(Photo: Eloise Ambursley pour Unsplash)
BLOGUE INVITÉ. La recette «canonique» de la start-up a été largement promue et diffusée dans les médias, dans les événements et dans les universités. Cette recette simple – une bonne idée, avec des infusions suffisantes de capital de risque, arrivera à une taille critique qui lui permettra de basculer d’une logique de pertes endémiques à une profitabilité assurée – est aujourd’hui remise en cause.
Uber, WeWork, Spotify… ces «licornes» (ou start-up dont la valorisation dépasse le milliard de dollars) ont connu ces dernières années une forte croissance de leur chiffre d’affaires, adossée à des pertes tout aussi importantes. Le trou financier qui se creuse est, bien évidemment, le résultat d’un pari sur des revenus futurs.
Des revenus qui, dans bien des cas, risquent de ne pas se matérialiser.
Dans ses travaux sur les marchés émergents, Erik Simanis, directeur général des stratégies de création de marché au Centre de l’entreprise durable de la Johnson School of Management de l’Université Cornell, conclut que la croissance du volume est de moins en moins garante d’une croissance de la profitabilité. M. Simanis montre bien que, dans ces marchés, la croissance du volume d’affaires tend à faire augmenter les coûts marginaux plus rapidement que les revenus marginaux. Autrement dit, plus le volume est grand, plus la perte est grande. C’est la situation que vivent également, encore aujourd’hui, un nombre important de start-up occidentales.
Cela a mené, ces dernières années, à des situations grotesques où une entreprise comme Dropbox, lors de son premier appel public à l’épargne (IPO) visant à faire entrer l’entreprise en Bourse, écrivait dans son prospectus qu’il était «fort probable que l’entreprise ne devienne jamais rentable ».
Le PDG de Dropbox et moi avons, manifestement, une compréhension bien différente de l’utilité des marchés publics!
Entre naïveté et techno-optimisme
La prémisse qui alimente le projet de croissance accélérée des start-up est souvent basée sur une hypothèse de stabilité du contexte sociodémographique, économique et réglementaire. Sur ces trois dimensions, pourtant, le contexte est appelé à changer fortement ces prochaines années.
Alors que les appels se multiplient afin de contenir, voire même de démembrer les nouveaux monopoles technologiques américains, certaines entreprises émergentes se comportent toujours comme si la norme «impériale» des 20 dernières années allait se poursuivre.
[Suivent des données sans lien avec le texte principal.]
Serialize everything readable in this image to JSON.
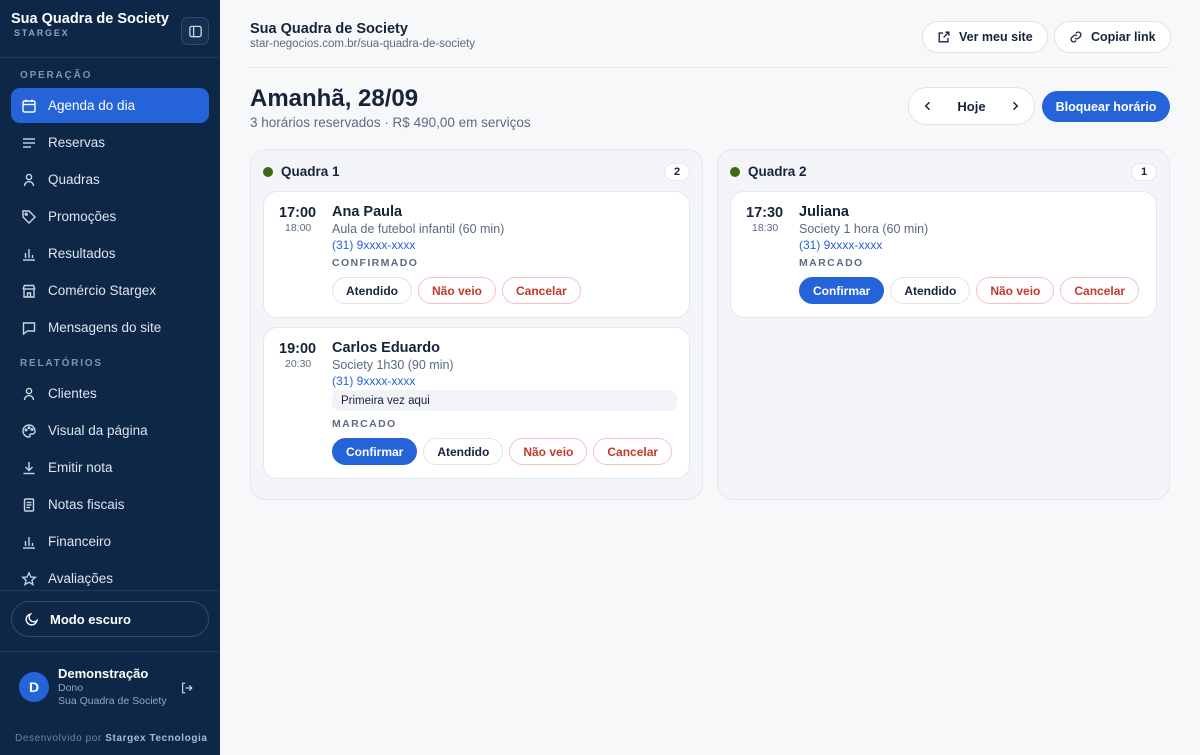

L’absence de réglementation a créé un vacuum au sein duquel une poignée de géants – surtout américains – a pu s’engouffrer, mais tout porte à croire que l’avènement de cadres législatifs comme le RGPD européen deviendra plutôt la nouvelle norme.
À cela s’ajoutent des contraintes liées à la gouvernance des entreprises, à la circulation des flux financiers, et dans certains cas, à des mesures de protection nationale.
Le cas WeWork
Alors que le modèle a fait ses preuves pour les géants des dernières décennies, de nouveaux acteurs pointent la proue de leurs navires, sombrant vers une entrée en Bourse.
C’est le cas de WeWork, une entreprise de co-travail américaine qui tente de s’imposer comme la nouvelle norme dans la gestion de l’immobilier commercial.
De la même manière que l’ont fait les entreprises d’infonuagique, de location automobile ou même de location d’avions (saviez-vous que 40% de la flotte mondiale d’avions n’appartient pas aux transporteurs aériens, mais à des entreprises de location d’appareils?), WeWork prétend que son marché cible, ce sont tous les bureaux de toute la planète.
Rien de moins.
Selon son prospectus, 100% des employés de bureau de 100% des entreprises pourraient, dans un avenir prochain, devenir clients de services flexibles en immobilier commercial.
Là où le bât blesse, c’est lorsqu’on constate que WeWork est une entreprise intrinsèquement déficitaire, et ce, pour toutes les mauvaises raisons. Elle internalise des coûts fixes (baux à long terme) en échange d’engagements variables (location de courte durée). Bien que ce soit là précisément son modèle, le chemin de la profitabilité est tout sauf clair pour WeWork.
Qui plus est, la structure corporative de l’entreprise est opaque. Elle est dirigée par un conseil d’administration 100% masculin. Et de nombreuses ententes étranges semblent avoir été convenues entre l’entreprise et son fondateur, Adam Neumann, au profit exclusif de celui-ci.
À la veille d’un probable ralentissement économique, il est justifié de se demander si le modèle start-up d’hier, misant sur une logique du «gagnant emporte tout» reposant sur l’établissement de monopoles sectoriels, continuera d’être la norme.
Peut-être serait-il judicieux que les détenteurs de capitaux publics et privés s’interrogent à ce sujet, et qu’ils révisent leurs projections, leurs ambitions et leurs investissements en conséquence.